My eyes snap open and I sit up while scooting back quickly. There stands Itachi—the tear still on his finger.
"Are you sad Little Jinchuuriki?" The man asks, his voice gives away nothing, but it seems as though he is laughing at me. I am shocked; was I really that tired? I had no idea the man had been that close, or that he even came into the room.
He strikes out like a snake, grabbing my right hand while keeping the left one down. He stares at it for a moment and smirks,
"Seems as though Kyuubi has finally done its job, now doesn't it Little Jinchuuriki," I pull my hand back and Itachi let it be yanked back.
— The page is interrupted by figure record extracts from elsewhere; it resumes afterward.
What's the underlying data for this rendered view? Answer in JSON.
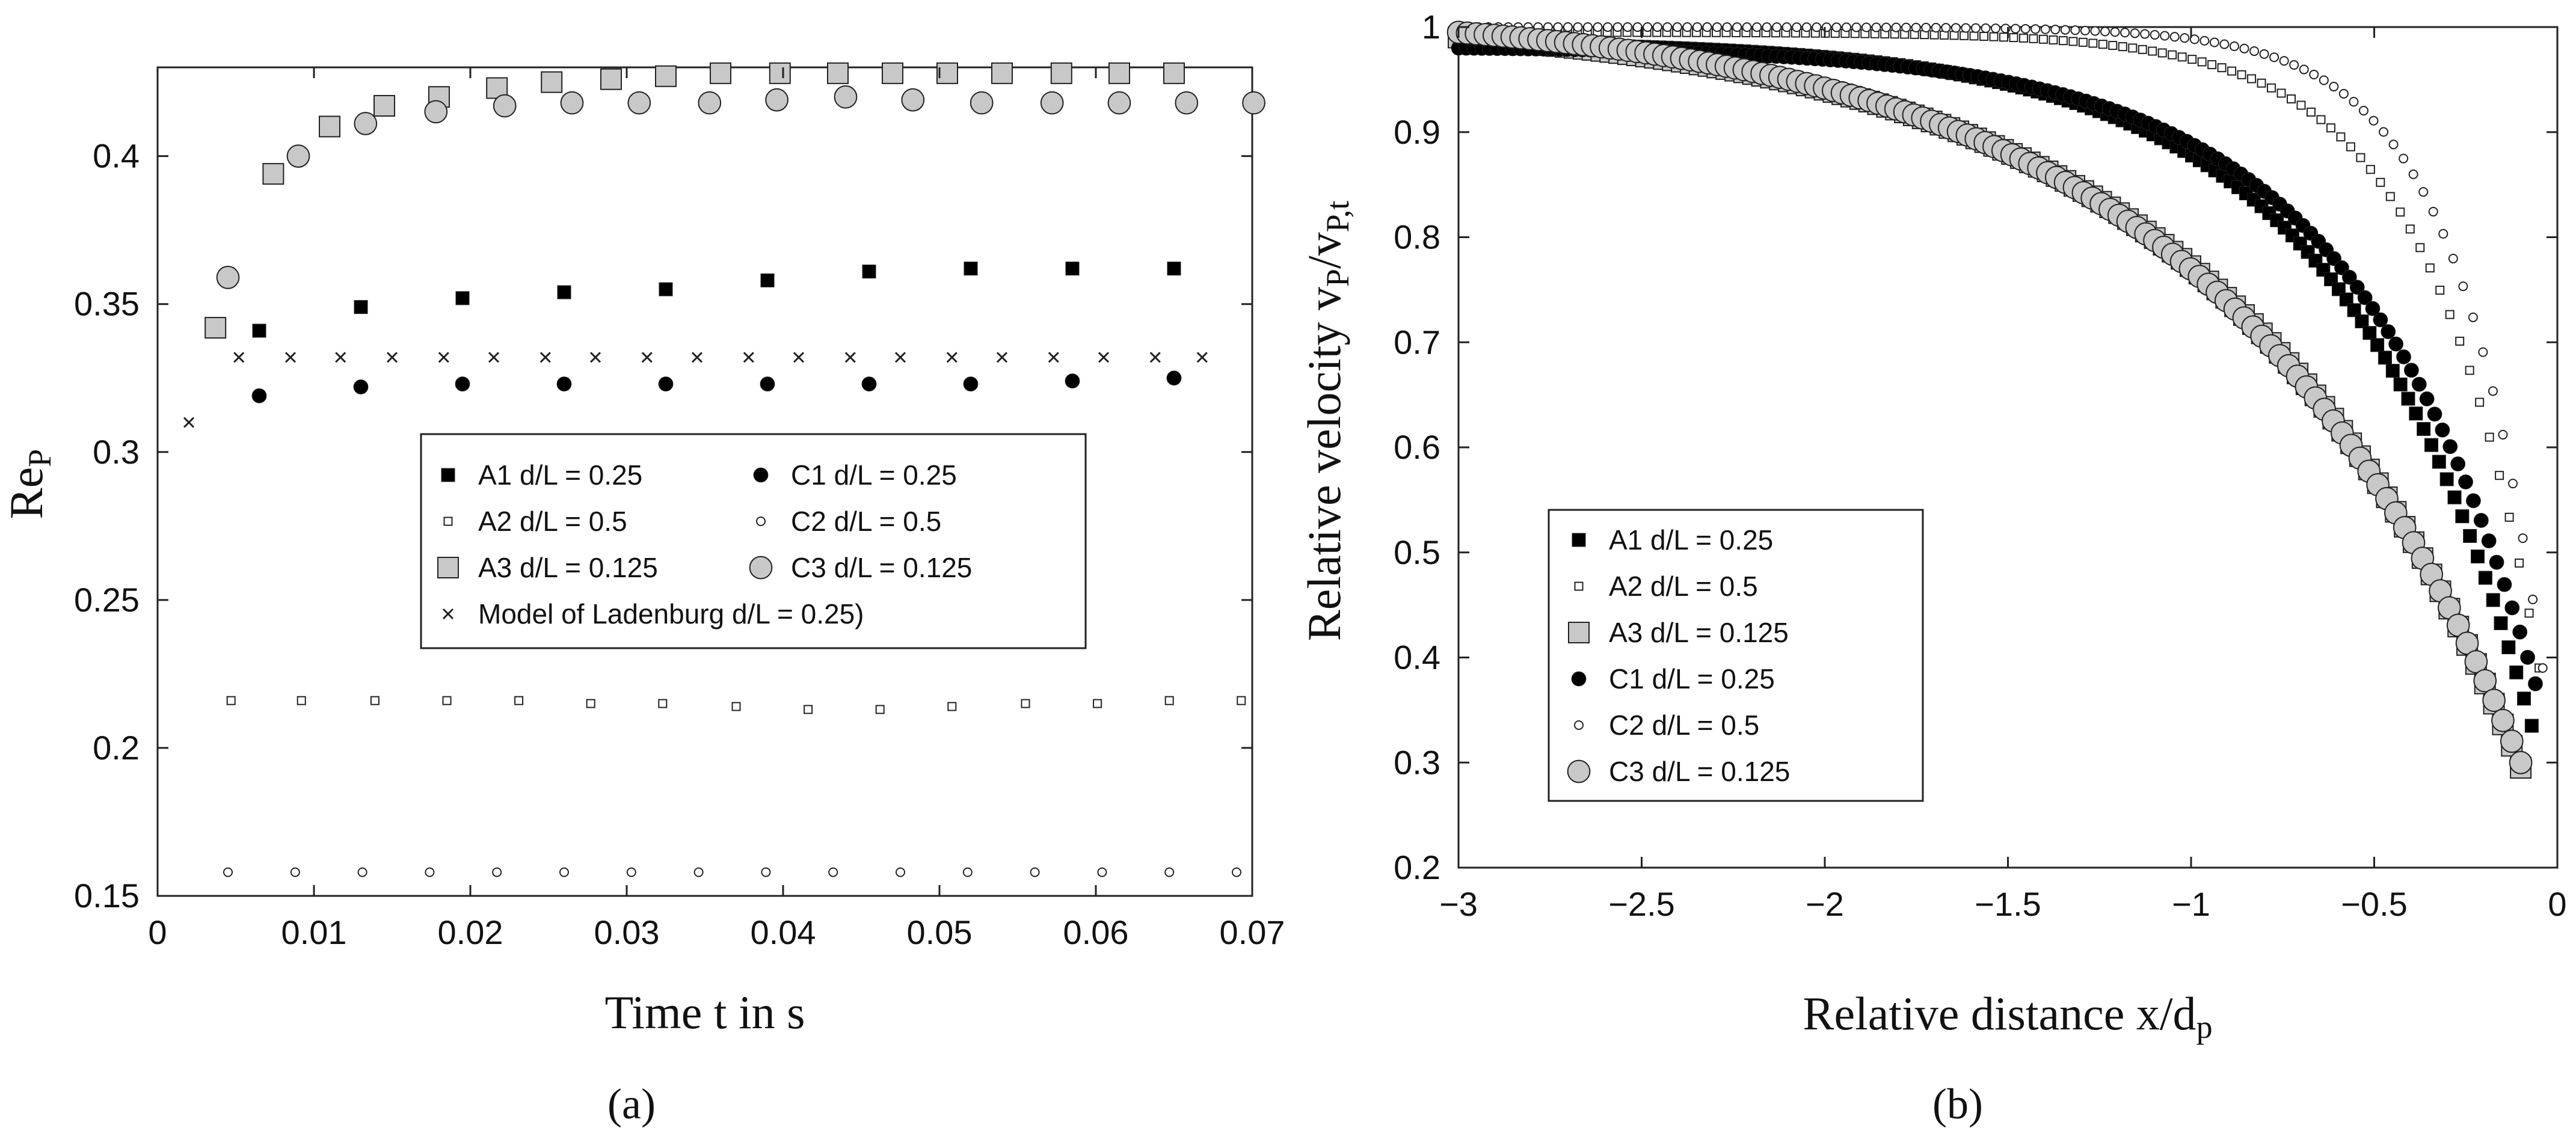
{
  "colors": {
    "black": "#000000",
    "light_gray": "#c8c8c8",
    "white": "#ffffff",
    "axis": "#222222"
  },
  "chart_data": [
    {
      "panel_label": "(a)",
      "type": "scatter",
      "xlabel": "Time t in s",
      "ylabel": "Re",
      "ylabel_sub": "P",
      "xlim": [
        0,
        0.07
      ],
      "ylim": [
        0.15,
        0.43
      ],
      "xticks": [
        "0",
        "0.01",
        "0.02",
        "0.03",
        "0.04",
        "0.05",
        "0.06",
        "0.07"
      ],
      "yticks": [
        "0.15",
        "0.2",
        "0.25",
        "0.3",
        "0.35",
        "0.4"
      ],
      "xtick_values": [
        0,
        0.01,
        0.02,
        0.03,
        0.04,
        0.05,
        0.06,
        0.07
      ],
      "ytick_values": [
        0.15,
        0.2,
        0.25,
        0.3,
        0.35,
        0.4
      ],
      "grid": false,
      "legend_position": "center-right",
      "legend_columns": 2,
      "series": [
        {
          "name": "A1 d/L = 0.25",
          "marker": "square",
          "fill": "black",
          "size": "medium",
          "x": [
            0.0065,
            0.013,
            0.0195,
            0.026,
            0.0325,
            0.039,
            0.0455,
            0.052,
            0.0585,
            0.065
          ],
          "y": [
            0.341,
            0.349,
            0.352,
            0.354,
            0.355,
            0.358,
            0.361,
            0.362,
            0.362,
            0.362
          ]
        },
        {
          "name": "C1 d/L = 0.25",
          "marker": "circle",
          "fill": "black",
          "size": "medium",
          "x": [
            0.0065,
            0.013,
            0.0195,
            0.026,
            0.0325,
            0.039,
            0.0455,
            0.052,
            0.0585,
            0.065
          ],
          "y": [
            0.319,
            0.322,
            0.323,
            0.323,
            0.323,
            0.323,
            0.323,
            0.323,
            0.324,
            0.325
          ]
        },
        {
          "name": "A2 d/L = 0.5",
          "marker": "square",
          "fill": "white",
          "size": "small",
          "x": [
            0.0047,
            0.0092,
            0.0139,
            0.0185,
            0.0231,
            0.0277,
            0.0323,
            0.037,
            0.0416,
            0.0462,
            0.0508,
            0.0555,
            0.0601,
            0.0647,
            0.0693
          ],
          "y": [
            0.216,
            0.216,
            0.216,
            0.216,
            0.216,
            0.215,
            0.215,
            0.214,
            0.213,
            0.213,
            0.214,
            0.215,
            0.215,
            0.216,
            0.216
          ]
        },
        {
          "name": "C2 d/L = 0.5",
          "marker": "circle",
          "fill": "white",
          "size": "small",
          "x": [
            0.0045,
            0.0088,
            0.0131,
            0.0174,
            0.0217,
            0.026,
            0.0303,
            0.0346,
            0.0389,
            0.0432,
            0.0475,
            0.0518,
            0.0561,
            0.0604,
            0.0647,
            0.069
          ],
          "y": [
            0.158,
            0.158,
            0.158,
            0.158,
            0.158,
            0.158,
            0.158,
            0.158,
            0.158,
            0.158,
            0.158,
            0.158,
            0.158,
            0.158,
            0.158,
            0.158
          ]
        },
        {
          "name": "A3 d/L = 0.125",
          "marker": "square",
          "fill": "gray",
          "size": "large",
          "x": [
            0.0037,
            0.0074,
            0.011,
            0.0145,
            0.018,
            0.0217,
            0.0252,
            0.029,
            0.0325,
            0.036,
            0.0398,
            0.0435,
            0.047,
            0.0505,
            0.054,
            0.0578,
            0.0615,
            0.065
          ],
          "y": [
            0.342,
            0.394,
            0.41,
            0.417,
            0.42,
            0.423,
            0.425,
            0.426,
            0.427,
            0.428,
            0.428,
            0.428,
            0.428,
            0.428,
            0.428,
            0.428,
            0.428,
            0.428
          ]
        },
        {
          "name": "C3 d/L = 0.125",
          "marker": "circle",
          "fill": "gray",
          "size": "large",
          "x": [
            0.0045,
            0.009,
            0.0133,
            0.0178,
            0.0222,
            0.0265,
            0.0308,
            0.0353,
            0.0396,
            0.044,
            0.0483,
            0.0527,
            0.0572,
            0.0615,
            0.0658,
            0.0701
          ],
          "y": [
            0.359,
            0.4,
            0.411,
            0.415,
            0.417,
            0.418,
            0.418,
            0.418,
            0.419,
            0.42,
            0.419,
            0.418,
            0.418,
            0.418,
            0.418,
            0.418
          ]
        },
        {
          "name": "Model of Ladenburg d/L = 0.25)",
          "marker": "x",
          "fill": "black",
          "size": "small",
          "x": [
            0.002,
            0.0052,
            0.0085,
            0.0117,
            0.015,
            0.0183,
            0.0215,
            0.0248,
            0.028,
            0.0313,
            0.0345,
            0.0378,
            0.041,
            0.0443,
            0.0475,
            0.0508,
            0.054,
            0.0573,
            0.0605,
            0.0638,
            0.0668
          ],
          "y": [
            0.31,
            0.332,
            0.332,
            0.332,
            0.332,
            0.332,
            0.332,
            0.332,
            0.332,
            0.332,
            0.332,
            0.332,
            0.332,
            0.332,
            0.332,
            0.332,
            0.332,
            0.332,
            0.332,
            0.332,
            0.332
          ]
        }
      ],
      "legend_order": [
        0,
        1,
        2,
        3,
        4,
        5,
        6
      ]
    },
    {
      "panel_label": "(b)",
      "type": "scatter",
      "xlabel": "Relative distance x/d",
      "xlabel_sub": "p",
      "ylabel": "Relative velocity v",
      "ylabel_sub1": "P",
      "ylabel_mid": "/v",
      "ylabel_sub2": "P,t",
      "xlim": [
        -3,
        0
      ],
      "ylim": [
        0.2,
        1
      ],
      "xticks": [
        "−3",
        "−2.5",
        "−2",
        "−1.5",
        "−1",
        "−0.5",
        "0"
      ],
      "yticks": [
        "0.2",
        "0.3",
        "0.4",
        "0.5",
        "0.6",
        "0.7",
        "0.8",
        "0.9",
        "1"
      ],
      "xtick_values": [
        -3,
        -2.5,
        -2,
        -1.5,
        -1,
        -0.5,
        0
      ],
      "ytick_values": [
        0.2,
        0.3,
        0.4,
        0.5,
        0.6,
        0.7,
        0.8,
        0.9,
        1
      ],
      "grid": false,
      "legend_position": "bottom-left",
      "legend_columns": 1,
      "series": [
        {
          "name": "A1 d/L = 0.25",
          "marker": "square",
          "fill": "black",
          "size": "medium",
          "curve": {
            "x0": -3.0,
            "x1": -0.07,
            "y0": 0.985,
            "y1": 0.335,
            "k": 0.52
          }
        },
        {
          "name": "A2 d/L = 0.5",
          "marker": "square",
          "fill": "white",
          "size": "small",
          "curve": {
            "x0": -3.0,
            "x1": -0.05,
            "y0": 0.995,
            "y1": 0.39,
            "k": 0.3
          }
        },
        {
          "name": "A3 d/L = 0.125",
          "marker": "square",
          "fill": "gray",
          "size": "large",
          "curve": {
            "x0": -3.0,
            "x1": -0.1,
            "y0": 0.99,
            "y1": 0.295,
            "k": 0.82
          }
        },
        {
          "name": "C1 d/L = 0.25",
          "marker": "circle",
          "fill": "black",
          "size": "medium",
          "curve": {
            "x0": -3.0,
            "x1": -0.06,
            "y0": 0.98,
            "y1": 0.375,
            "k": 0.5
          }
        },
        {
          "name": "C2 d/L = 0.5",
          "marker": "circle",
          "fill": "white",
          "size": "small",
          "curve": {
            "x0": -3.0,
            "x1": -0.04,
            "y0": 1.0,
            "y1": 0.39,
            "k": 0.24
          }
        },
        {
          "name": "C3 d/L = 0.125",
          "marker": "circle",
          "fill": "gray",
          "size": "large",
          "curve": {
            "x0": -3.0,
            "x1": -0.1,
            "y0": 0.995,
            "y1": 0.3,
            "k": 0.85
          }
        }
      ]
    }
  ]
}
I glare at the devil.
"What's the matter Little Jinchuuriki?" The devil asks reaching his spidery hand towards my face, I pull away but in a flash I find myself kissing him. I squirm and the man releases me so I can get the air I need.
"Bastard, leave me alone!" I scream at the man, I could not stand him violating me right now. I am already tired, and hurting. Itachi leans over, a mock concern on his face, "Why, Little Jinchuuriki, Leader-sama told me to take care of you. Anyway, if I don't Konan will have my head." The man was acting, I could tell. I let him reach up and cup my check before I yank my hand back and smash it into his pretty little face.
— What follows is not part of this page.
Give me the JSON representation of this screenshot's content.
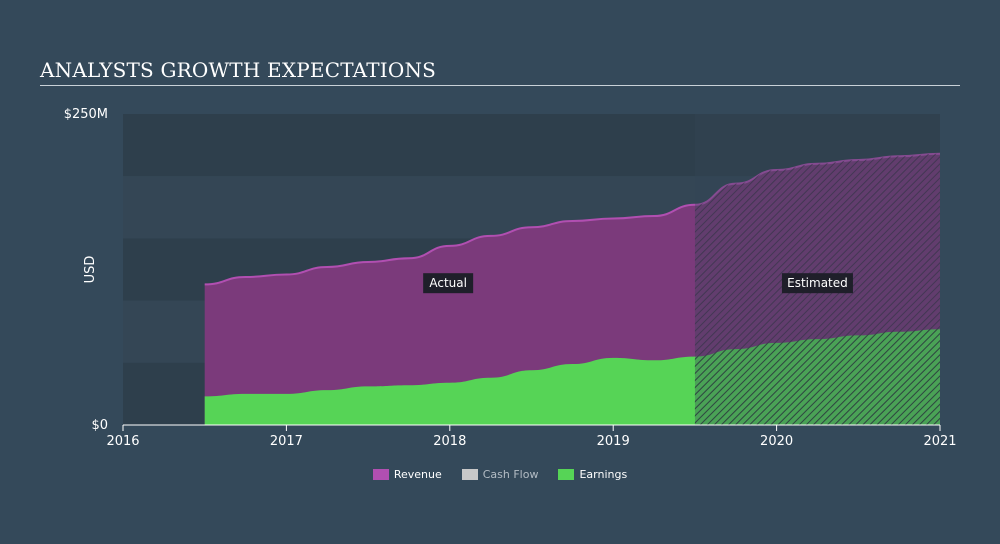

Satisfaction fills me as I see him reel back and daintily dab his lips with his aristocratic fingers. I smile when I see the blood staining those delicate lips, but my smile doesn't last long. His stunning black eyes meet mine; even without the Sharingan activated they seem to pierce my soul.
"That wasn't very nice Little Jinchuuriki, particularly after how kind of been to you. Did you know that all the other Jinchuuriki have been treated as little better than disposable goods? Hidan and Kisame vary nearly killed theirs." He steps towards me and it occurs to me that I'm a ninja, and that I can use ninjutsu. Before he can reach me I attempt the shadow clone jutsu only to find I can't control my chakra.
"Oh the wonders of modern medicine, we've discovered this lovely little drug that inhibits chakra control. Best of all it's practically undetectable in food, though it leaves a nasty taste in water I'm told." He's right in front of me and he smiles.
"I'm going to break you Little Jinchuuriki; I'm going to break you so completely you won't even want to be fixed again. I could do it today, right now. I could use my Mangekyou Sharingan to destroy your mind, but that wouldn't be any fun for me." I shudder as his sweet breath rolls over me.
"You can't break me; I have a will of fire!" I cry, but the words sound hollow even to me, and he laughs.
"And so did Sasuke, and he's nothing more than a pretty piece of flesh for Orochimaru now." I glare at him.
"Don't talk about Sasuke! He'll kill you one day!" Itachi laughs again, he's in a horridly good mood today.
"Him…kill me? He can't even kill you. No, my little brother is a bit of a disappointment." Suddenly his face sharpens, "But I'm not here to talk about my charming little brother." I whimper softly and try to push away.
"Tonight you'll beg for me." He whispers as he carefully begins stripping of his clothes and folding them neatly in a pile. I watch is pale body moves and I have to fight to keep from being enchanted.
"Remove your clothes Little Jinchuuriki, or I will remove them for you." I glare at him, but the thought of him stripping me sickens me and I do as I'm told.
He moves forward seductively and for a brief moment I wonder where he learned it. Was something bred into him as an Uchiha? The thought of Sasuke moving like that horrifies me. No, maybe it's something you learn in ANBU, but that brings to mind Kakashi and Yamato… maybe it's better if I don't wonder.
Itachi presses me beneath him on the mattress. I'm in hell.